Ufficialmente è prematuro. Ufficiosamente è già iniziata.
Nei corridoi che contano, la corsa al Quirinale è ripartita con discrezione chirurgica. Nessuno si espone, tutti studiano. Perché se c’è una lezione che la politica ha imparato – a caro prezzo – è che al Colle non si arriva improvvisando.
Il mandato di Sergio Mattarella scade nel 2029. Ma chi conosce davvero i meccanismi sa che il lavoro inizia anni prima. Sotto traccia. Senza lasciare impronte.
Il risultato referendario ha avuto un effetto immediato: ha rimesso in movimento un campo che sembrava rassegnato.
Nel centrosinistra – o meglio, nel cosiddetto “campo largo” – si è riaccesa una speranza che fino a poche settimane fa sembrava sopita. Non tanto per i numeri attuali, quanto per il segnale politico: il centrodestra non è invincibile.
E quando il quadro si riequilibra, il gioco del Colle cambia completamente.
C’è un fantasma che aleggia su ogni ragionamento: quello delle elezioni presidenziali passate.
Nel 2013 e nel 2022, tra veti incrociati, candidati bruciati e votazioni infinite, la politica ha dovuto ricorrere al bis: prima Giorgio Napolitano, poi di nuovo Mattarella.

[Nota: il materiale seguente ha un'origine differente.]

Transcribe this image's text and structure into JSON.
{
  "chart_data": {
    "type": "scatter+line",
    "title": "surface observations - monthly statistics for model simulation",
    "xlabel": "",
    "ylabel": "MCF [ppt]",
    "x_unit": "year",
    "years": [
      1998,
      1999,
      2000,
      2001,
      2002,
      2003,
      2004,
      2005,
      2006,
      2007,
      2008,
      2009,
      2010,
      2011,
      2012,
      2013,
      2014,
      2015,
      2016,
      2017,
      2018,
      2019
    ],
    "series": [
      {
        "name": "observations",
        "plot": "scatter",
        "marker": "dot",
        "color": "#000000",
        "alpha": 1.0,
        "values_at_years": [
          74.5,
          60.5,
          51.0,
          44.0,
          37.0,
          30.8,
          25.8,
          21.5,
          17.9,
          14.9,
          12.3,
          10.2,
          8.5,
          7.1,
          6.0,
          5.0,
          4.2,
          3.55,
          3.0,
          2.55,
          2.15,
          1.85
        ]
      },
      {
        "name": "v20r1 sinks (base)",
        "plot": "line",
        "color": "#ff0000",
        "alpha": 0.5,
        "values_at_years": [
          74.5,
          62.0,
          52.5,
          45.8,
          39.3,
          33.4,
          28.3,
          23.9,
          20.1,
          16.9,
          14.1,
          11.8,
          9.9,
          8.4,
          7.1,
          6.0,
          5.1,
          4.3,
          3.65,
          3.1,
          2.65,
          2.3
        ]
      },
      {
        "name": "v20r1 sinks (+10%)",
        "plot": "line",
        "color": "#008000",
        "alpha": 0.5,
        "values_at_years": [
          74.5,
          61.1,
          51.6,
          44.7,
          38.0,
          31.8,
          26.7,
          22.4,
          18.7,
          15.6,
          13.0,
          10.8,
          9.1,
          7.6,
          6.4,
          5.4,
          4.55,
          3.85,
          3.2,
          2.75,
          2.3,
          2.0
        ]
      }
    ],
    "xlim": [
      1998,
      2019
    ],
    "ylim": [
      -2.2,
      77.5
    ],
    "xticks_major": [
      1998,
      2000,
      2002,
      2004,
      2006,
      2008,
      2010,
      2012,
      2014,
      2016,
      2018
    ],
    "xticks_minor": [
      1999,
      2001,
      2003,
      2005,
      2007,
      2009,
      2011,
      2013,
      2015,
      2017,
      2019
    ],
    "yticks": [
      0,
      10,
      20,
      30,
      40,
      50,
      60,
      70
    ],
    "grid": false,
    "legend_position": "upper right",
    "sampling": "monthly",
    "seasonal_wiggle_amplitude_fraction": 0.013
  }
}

Un esito vissuto nei Palazzi come una sconfitta collettiva.
Ecco perché oggi la parola chiave è una sola: preparazione.
Se dovesse prevalere il centrodestra anche alle prossime politiche, il Colle potrebbe diventare una partita “interna”.

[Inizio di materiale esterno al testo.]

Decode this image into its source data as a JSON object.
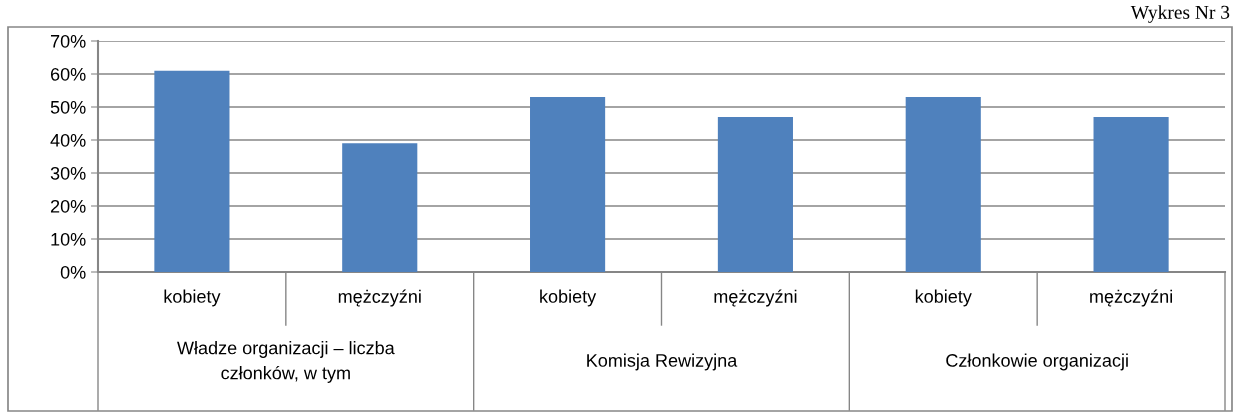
{
  "chart_data": {
    "type": "bar",
    "categories": [
      "kobiety",
      "mężczyźni",
      "kobiety",
      "mężczyźni",
      "kobiety",
      "mężczyźni"
    ],
    "values": [
      61,
      39,
      53,
      47,
      53,
      47
    ],
    "color": "#4f81bd",
    "ylim": [
      0,
      70
    ],
    "yticks": [
      {
        "value": 0,
        "label": "0%"
      },
      {
        "value": 10,
        "label": "10%"
      },
      {
        "value": 20,
        "label": "20%"
      },
      {
        "value": 30,
        "label": "30%"
      },
      {
        "value": 40,
        "label": "40%"
      },
      {
        "value": 50,
        "label": "50%"
      },
      {
        "value": 60,
        "label": "60%"
      },
      {
        "value": 70,
        "label": "70%"
      }
    ],
    "grid": "y",
    "annotations": [
      "Władze organizacji – liczba\nczłonków, w tym",
      "Komisja Rewizyjna",
      "Członkowie organizacji",
      "Wykres Nr 3"
    ]
  }
}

I nomi circolano già, tra figure istituzionali e profili di governo. Qualcuno immagina persino una salita diretta dal vertice dell’esecutivo al Colle, altri puntano su figure più di garanzia.
Ma c’è un problema antico quanto la Repubblica: i franchi tiratori.
Perché anche con i numeri, senza una strategia solida, il candidato più forte può cadere sotto il fuoco amico.
Dall’altra parte, il centrosinistra torna a fare quello che sa fare meglio: allargare la rosa.
Ex premier, figure istituzionali, profili tecnici. Un catalogo che cresce giorno dopo giorno, alimentato da un ritrovato ottimismo.
Il punto, però, non è il nome. Non lo è mai stato.
Il punto è costruire le condizioni politiche per renderlo eleggibile.
E qui il lavoro vero è ancora tutto da fare.
Quando i numeri non bastano, la politica italiana tira fuori il suo asso nella manica: il candidato trasversale.
Figure con pochi nemici, molti rapporti e una storia che attraversa più maggioranze. Ex premier, tecnici, diplomatici della politica.
Profili che possono diventare inevitabili quando lo stallo prende il sopravvento.
Un copione già visto. E sempre possibile.
Poi c’è una regola non scritta, ma spesso rispettata: al Quirinale raramente sale il leader più esposto.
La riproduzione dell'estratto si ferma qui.